Therapy: in patients with cardiogenic shock, treatment is often very complex
The treatment for arrhythmias is synchronised electrical cardioversion in tachyarrhythmia and transcutaneous pacing or isoprenaline infusion in bradyarrhythmias.
Pump deficiency due to structural heart disease, necrosis/ischemia, dilated heart disease, myocardiopathy requires the infusion of amines (dobutamine or dopamine) and, in the presence of myocardial infarction, the mechanical reopening of the occluded coronary artery by angioplasty.
Initial clinical stabilisation is followed by monitoring with a Swan-Ganz catheter, which will make it possible, by checking cardiac output and pulmonary wedge pressures, to modulate drug administration according to haemodynamic responses.
Vasodilating substances such as sodium nitroprusside and nitroglycerin may be used in forms with depressed systolic function or myocardial infarction.
In the majority of cases, however, sympathomimetic substances such as dopamine and dobutamine are used, which, by supporting arterial pressure, improve organ perfusion and thus reduce peripheral resistance, by reducing the production of local vasoconstrictive substances.
The mechanical support that the use of the aortic counterpulsator can provide is used in forms involving the ischaemic heart muscle: acute mitral insufficiency and ischaemic rupture interventricular defect.

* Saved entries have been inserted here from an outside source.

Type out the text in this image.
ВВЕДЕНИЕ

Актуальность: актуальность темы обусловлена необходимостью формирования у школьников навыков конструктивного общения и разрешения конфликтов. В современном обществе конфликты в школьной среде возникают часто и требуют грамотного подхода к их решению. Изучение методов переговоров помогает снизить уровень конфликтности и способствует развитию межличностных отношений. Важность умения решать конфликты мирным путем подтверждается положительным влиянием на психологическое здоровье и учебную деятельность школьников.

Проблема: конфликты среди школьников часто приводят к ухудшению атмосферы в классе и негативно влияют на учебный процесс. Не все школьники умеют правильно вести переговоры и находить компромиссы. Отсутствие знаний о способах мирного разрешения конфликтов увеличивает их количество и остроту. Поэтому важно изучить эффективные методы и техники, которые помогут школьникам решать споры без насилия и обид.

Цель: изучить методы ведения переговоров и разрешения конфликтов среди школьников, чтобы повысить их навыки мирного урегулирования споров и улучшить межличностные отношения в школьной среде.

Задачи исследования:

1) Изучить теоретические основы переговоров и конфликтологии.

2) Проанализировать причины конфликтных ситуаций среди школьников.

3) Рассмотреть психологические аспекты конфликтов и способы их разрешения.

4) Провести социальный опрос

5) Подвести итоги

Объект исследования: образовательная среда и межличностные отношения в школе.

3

This support allows for a bridging solution, which will enable surgery to be performed in the best possible condition.
Surgical intervention is a must in mechanical defects, as reported, and one benefits from short latency periods between the start of medical therapy and eventual mechanical support.
The pathology unfortunately has a poor prognosis in almost 80% of untreated hospital cases (in some cases this figure approaches 100%).
The prognosis improves with diagnosis and treatment undertaken very quickly.
It is especially important to stabilise the patient with initial treatment, so that there is time for more specific diagnostic tests and more specific therapies.
In case of cardiogenic shock, the survival rate three years after diagnosis is about 40%, which means that out of 10 patients suffering from cardiogenic shock, 4 are still alive 3 years after diagnosis.
What to do?
If you suspect that someone is suffering from shock, contact the Emergency Number.
In the meantime, place the person in the anti-shock position, or Trendelenburg position, which is achieved by placing the casualty lying on the floor, supine, tilted 20-30° with the head on the floor without a pillow, with the pelvis slightly elevated (e.g. with a pillow) and the lower limbs raised.